On November 18, 2015, two subcommittees of the U.S. House Oversight and Government Reform Committee – the Subcommittee on Information Technology and the Subcommittee on Transportation and Public Assets – convened a joint hearing titled “The Internet of Cars.” The hearing focused on emerging automotive technologies involving vehicle-to-vehicle (V2V) communications, such as Dedicated Short Range Communications (DSRC), as well as potential cybersecurity and privacy concerns associated with connected cars. The panel consisted of government and industry representatives, including automobile manufacturers and cybersecurity professionals.
At the hearing, members and panelists noted the many potential benefits of connected cars, such as warning systems and automatic breaking systems, but also discussed potential cybersecurity and consumer privacy vulnerabilities that could stem from the emerging technology. Nat Beuse, Associate Administrator, Vehicle Safety Research at the National Highway Transportation Safety Administration (NHTSA), stated that NHTSA’s approach to cybersecurity is focused on expanding its research plans and tools, facilitating industry self-regulation, developing new systems solutions, and considering mandatory minimum performance standards.

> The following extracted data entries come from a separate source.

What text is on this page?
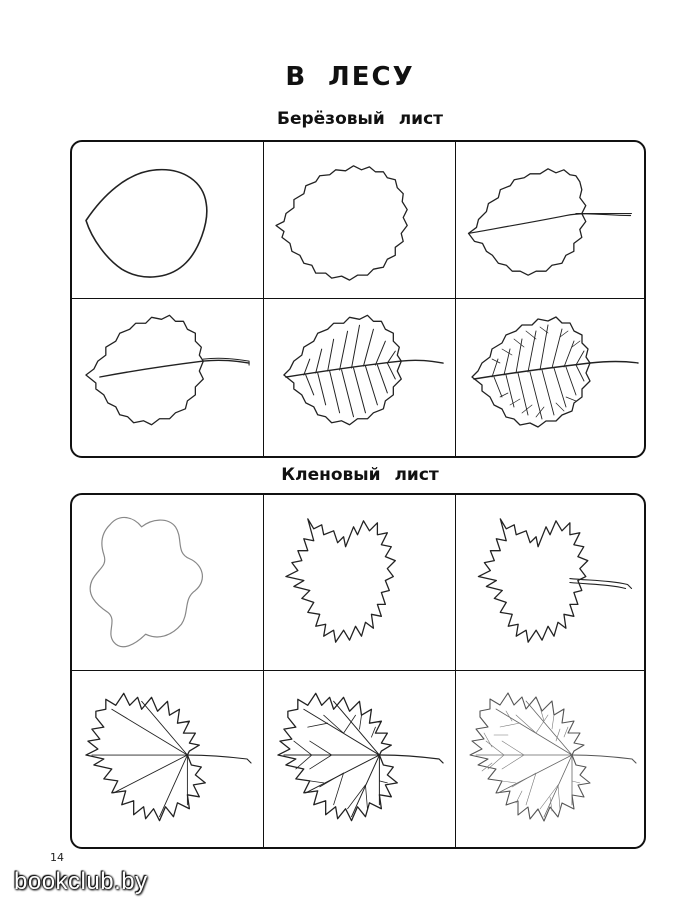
В ЛЕСУ
Берёзовый лист
Кленовый лист
14
bookclub.by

During the questioning period, the panel was asked about the potential need for automobile-specific cybersecurity legislation. A representative from the information technology industry stated that existing laws, like the Computer Fraud and Abuse Act (CFAA), already apply to hacking. Other panel members stated that there was no existing standard to prevent hacking. Vehicle manufacturers also described their current cybersecurity practices, including supplier audits and bug bounty programs to improve vehicle privacy controls. To close the hearing, Information Technology Subcommittee Chairman Will Hurd (R-TX) called on industry, not government, to develop privacy standards.